Back in 2003, after I had moved home from school (don’t worry, I went back), I spent a lot of time either working at the then Country Kitchen (it’s since been renovated to a Family Table) or hanging out with my friends.
Being a teenager, my friends and I spent a lot of time going to the next nearest city, which was Sioux City, IA. We’d goof off, drive around (because gas was much cheaper then), go to the mall, and occasionally go on hare-brained excursions to areas best left alone. One such area was the site of First Brides Grave.
For those who may be unfamiliar with the First Bride, I’ll do my best to give you a brief history.
The First Bride, named Roselie Menard, was born in 1838, the daughter of French/Canadian fur trader, Louis Menard, and his Native American wife, Klanhaywin. Around 1852, Roselie’s family moved into the area of Perry Creek and the Missouri River, which is where Roselie met her future husband, Joseph Leonais.
Married in 1853, Roselie and Joseph had four children together. Roselie died at the age of 27 shortly after giving birth to their son, William.
So why the term “First Bride?” The Pioneers Club – who created the monument in her memory – called her the “first bride” because she was believed to be the first bride of a non-Native American in the area that would become Sioux City.
For those who are unfamiliar with Sioux City, the monument to First Bride sits atop a hill overlooking the Missouri River in South Ravine Park. At the time that we went, there were wooden steps that led up the steep hill to the summit where the grave is protected by a thick fence.
Since then, the steps have rotted and decayed to almost nothing, and the hike up to the summit is steep, overgrown and time consuming. The gravesite is close to the edge of the ridge that towers next to Interstate 29, and the climb to the top can be treacherous if you aren’t careful.
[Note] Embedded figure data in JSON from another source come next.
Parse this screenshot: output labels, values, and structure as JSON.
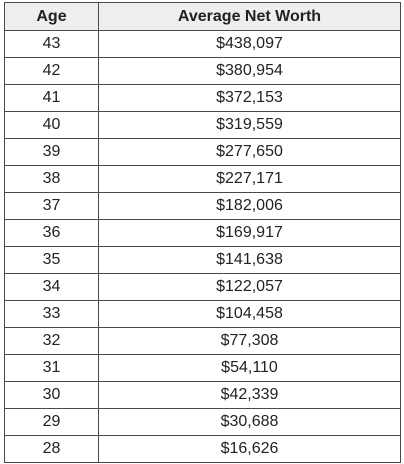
{
  "table": {
    "headers": [
      "Age",
      "Average Net Worth"
    ],
    "rows": [
      [
        "43",
        "$438,097"
      ],
      [
        "42",
        "$380,954"
      ],
      [
        "41",
        "$372,153"
      ],
      [
        "40",
        "$319,559"
      ],
      [
        "39",
        "$277,650"
      ],
      [
        "38",
        "$227,171"
      ],
      [
        "37",
        "$182,006"
      ],
      [
        "36",
        "$169,917"
      ],
      [
        "35",
        "$141,638"
      ],
      [
        "34",
        "$122,057"
      ],
      [
        "33",
        "$104,458"
      ],
      [
        "32",
        "$77,308"
      ],
      [
        "31",
        "$54,110"
      ],
      [
        "30",
        "$42,339"
      ],
      [
        "29",
        "$30,688"
      ],
      [
        "28",
        "$16,626"
      ]
    ]
  }
}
So, all that being said, why is this such a “NOPE!” destination?
First Brides Grave is the site of a few urban legends. One story says she can be seen traversing the path from her stone, back and forth across the edge of the ridge. Another has to do with things that can happen to you if you visit, such as one tale that starts with a young boy who was killed when the stone toppled from its mount and crushed him. After that, the fence was put up around it. Yet another urban legend says that if you enter the fence, an unseen force will throw you off the stone, possibly over the edge of the ridge, which would be a quick way to an unpleasant death.
The day my friends and I went to visit the grave, it was hot and sunny (because I’m not an idiot willing to go ghost hunting at night in the freaking woods). By the time we climbed the steep incline to the summit, we were all pretty hot and sweaty. That didn’t stop us from posing for a bunch of pictures in front of the grave though (we were teenagers after all).
I’m a lot more willing to believe in the supernatural than some, and as we were hanging around the site of the grave, I noticed that even though we were on the top of the summit, completely exposed to the full concentrated attention of the sun, it was much cooler than it should have been. And when I tip-toed close to the edge of the ridge (I’m deathly afraid of heights), some sense of self preservation made me pull back.
That was about the extent of the supernatural experiences that we encountered that day. I’m not sure if I would venture back, yet I’m glad that I experienced it.
Do you know of any “haunted” historical places of note?